Traversée en trois jours et trois étapes: Athos, Dédéagatch, les
Dardanelles.
Nous étions une bande ainsi composée: une belle dame grecque, deux belles dames juives, un Allemand, un missionnaire américain, sa femme, et un derviche. Une société un peu drôle! mais nous avons fait bon ménage tout de même, et beaucoup de musique. La conversation générale avait eu lieu en latin, ou en grec du temps d'Homère. Il y avait même, entre le missionnaire et moi, des apartés en langue polynésienne.
Depuis trois jours, j'habite, aux frais de Sa Majesté Britannique, un hôtel du quartier de Péra. Mes voisins sont un lord et une aimable lady, avec laquelle les soirées se passent au piano à jouer tout Beethoven.
J'attends sans impatience le retour de mon bateau, qui se promène quelque part, dans la mer de Marmara.
II
Samuel m'a suivi comme un ami fidèle; j'en ai été touché. Il a réussi à se faufiler, lui aussi, à bord d'un paquebot des Messageries, et m'est arrivé ce matin; je l'ai embrassé de bon coeur, heureux de revoir sa franche et honnête figure, la seule qui me soit sympathique dans cette grande ville où je ne connais âme qui vive.
—Voilà, dit-il, effendim; j'ai tout laissé, mes amis, mon pays, ma barque,—et je t'ai suivi.

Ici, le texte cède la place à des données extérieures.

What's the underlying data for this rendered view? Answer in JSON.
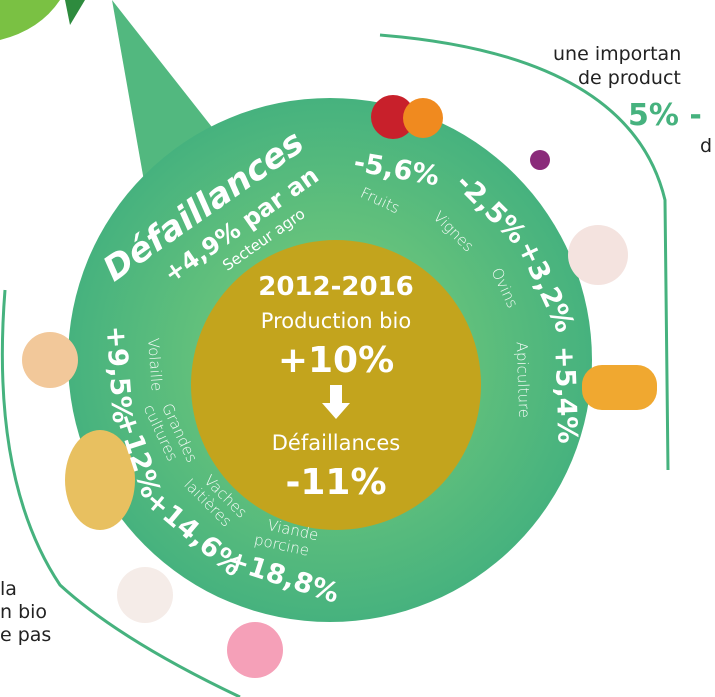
{
  "header": {
    "lines": [
      "une importan",
      "de product"
    ],
    "highlight": "5% -",
    "tail": "d"
  },
  "footer": {
    "lines": [
      "la",
      "n bio",
      "e pas"
    ]
  },
  "badge": {
    "title": "Défaillances",
    "rate": "+4,9% par an",
    "sector": "Secteur agro"
  },
  "center": {
    "period": "2012-2016",
    "label1": "Production bio",
    "value1": "+10%",
    "label2": "Défaillances",
    "value2": "-11%"
  },
  "segments": [
    {
      "value": "-5,6%",
      "label": [
        "Fruits"
      ]
    },
    {
      "value": "-2,5%",
      "label": [
        "Vignes"
      ]
    },
    {
      "value": "+3,2%",
      "label": [
        "Ovins"
      ]
    },
    {
      "value": "+5,4%",
      "label": [
        "Apiculture"
      ]
    },
    {
      "value": "+18,8%",
      "label": [
        "Viande",
        "porcine"
      ]
    },
    {
      "value": "+14,6%",
      "label": [
        "Vaches",
        "laitières"
      ]
    },
    {
      "value": "+12%",
      "label": [
        "Grandes",
        "cultures"
      ]
    },
    {
      "value": "+9,5%",
      "label": [
        "Volaille"
      ]
    }
  ]
}
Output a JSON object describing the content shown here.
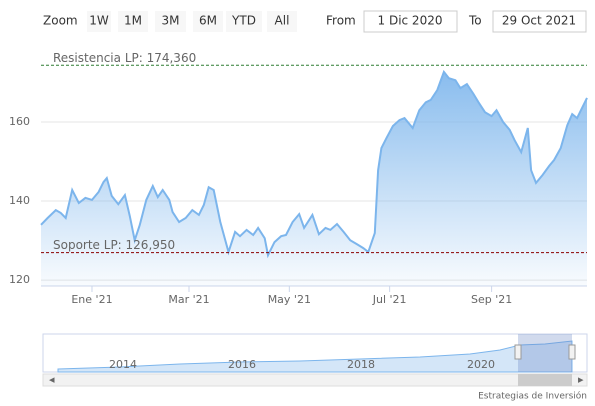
{
  "ui": {
    "zoom_label": "Zoom",
    "buttons": [
      "1W",
      "1M",
      "3M",
      "6M",
      "YTD",
      "All"
    ],
    "from_label": "From",
    "from_value": "1 Dic 2020",
    "to_label": "To",
    "to_value": "29 Oct 2021",
    "credit": "Estrategias de Inversión"
  },
  "navigator": {
    "labels": [
      "2014",
      "2016",
      "2018",
      "2020"
    ]
  },
  "chart_data": {
    "type": "area",
    "color": "#7cb5ec",
    "grid": true,
    "xlim": [
      "2020-12-01",
      "2021-10-29"
    ],
    "xticks": [
      {
        "value": "2021-01-01",
        "label": "Ene '21"
      },
      {
        "value": "2021-03-01",
        "label": "Mar '21"
      },
      {
        "value": "2021-05-01",
        "label": "May '21"
      },
      {
        "value": "2021-07-01",
        "label": "Jul '21"
      },
      {
        "value": "2021-09-01",
        "label": "Sep '21"
      }
    ],
    "ylim": [
      118.5,
      179.5
    ],
    "yticks": [
      120,
      140,
      160
    ],
    "plot_lines": [
      {
        "label": "Resistencia LP: 174,360",
        "value": 174.36,
        "color": "#2e7d32"
      },
      {
        "label": "Soporte LP: 126,950",
        "value": 126.95,
        "color": "#8b0000"
      }
    ],
    "x": [
      "2020-12-01",
      "2020-12-05",
      "2020-12-10",
      "2020-12-13",
      "2020-12-16",
      "2020-12-20",
      "2020-12-24",
      "2020-12-28",
      "2021-01-01",
      "2021-01-05",
      "2021-01-08",
      "2021-01-10",
      "2021-01-13",
      "2021-01-17",
      "2021-01-21",
      "2021-01-24",
      "2021-01-27",
      "2021-01-30",
      "2021-02-03",
      "2021-02-07",
      "2021-02-10",
      "2021-02-13",
      "2021-02-17",
      "2021-02-19",
      "2021-02-23",
      "2021-02-27",
      "2021-03-03",
      "2021-03-07",
      "2021-03-10",
      "2021-03-13",
      "2021-03-16",
      "2021-03-20",
      "2021-03-25",
      "2021-03-29",
      "2021-04-01",
      "2021-04-05",
      "2021-04-09",
      "2021-04-12",
      "2021-04-16",
      "2021-04-18",
      "2021-04-22",
      "2021-04-26",
      "2021-04-29",
      "2021-05-03",
      "2021-05-07",
      "2021-05-10",
      "2021-05-15",
      "2021-05-19",
      "2021-05-23",
      "2021-05-26",
      "2021-05-30",
      "2021-06-03",
      "2021-06-07",
      "2021-06-11",
      "2021-06-15",
      "2021-06-18",
      "2021-06-22",
      "2021-06-24",
      "2021-06-26",
      "2021-06-29",
      "2021-07-03",
      "2021-07-07",
      "2021-07-10",
      "2021-07-15",
      "2021-07-19",
      "2021-07-23",
      "2021-07-26",
      "2021-07-30",
      "2021-08-03",
      "2021-08-06",
      "2021-08-10",
      "2021-08-13",
      "2021-08-17",
      "2021-08-21",
      "2021-08-24",
      "2021-08-28",
      "2021-09-01",
      "2021-09-04",
      "2021-09-08",
      "2021-09-12",
      "2021-09-15",
      "2021-09-19",
      "2021-09-23",
      "2021-09-25",
      "2021-09-28",
      "2021-10-02",
      "2021-10-06",
      "2021-10-09",
      "2021-10-13",
      "2021-10-17",
      "2021-10-20",
      "2021-10-23",
      "2021-10-29"
    ],
    "values": [
      134,
      135.7,
      137.7,
      137,
      135.7,
      142.8,
      139.5,
      140.8,
      140.3,
      142.3,
      144.8,
      145.8,
      141.3,
      139.2,
      141.5,
      136.2,
      130.1,
      133.9,
      140.3,
      143.8,
      141,
      142.8,
      140.3,
      137.2,
      134.7,
      135.7,
      137.7,
      136.5,
      139,
      143.5,
      142.8,
      134.7,
      127.1,
      132.2,
      131.1,
      132.7,
      131.4,
      133.2,
      130.6,
      126.3,
      129.6,
      131.1,
      131.4,
      134.7,
      136.7,
      133.2,
      136.5,
      131.6,
      133.2,
      132.7,
      134.2,
      132.2,
      130.1,
      129.1,
      128.1,
      127.1,
      131.9,
      147.8,
      153.4,
      155.9,
      159,
      160.5,
      161,
      158.5,
      163,
      165,
      165.6,
      168.1,
      172.7,
      171.1,
      170.6,
      168.6,
      169.6,
      167.1,
      165,
      162.5,
      161.5,
      163,
      160,
      158,
      155.4,
      152.4,
      158.5,
      147.8,
      144.6,
      146.6,
      148.9,
      150.4,
      153.4,
      159.2,
      162,
      161,
      166.1
    ]
  }
}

J'ai éprouvé déjà que, chez les pauvres gens plus qu'ailleurs, on trouve de ces dévouements absolus et spontanés; je les aime mieux que les gens policés, décidément: ils n'en ont pas l'égoïsme ni les mesquineries.
III
Tous les verbes de Samuel se terminent en ate; tout ce qui fait du bruit se dit: fate boum (faire boum).
—Si Samuel monte à cheval, dit-il, Samuel fate boum! (Lisez: "Samuel tombera. ")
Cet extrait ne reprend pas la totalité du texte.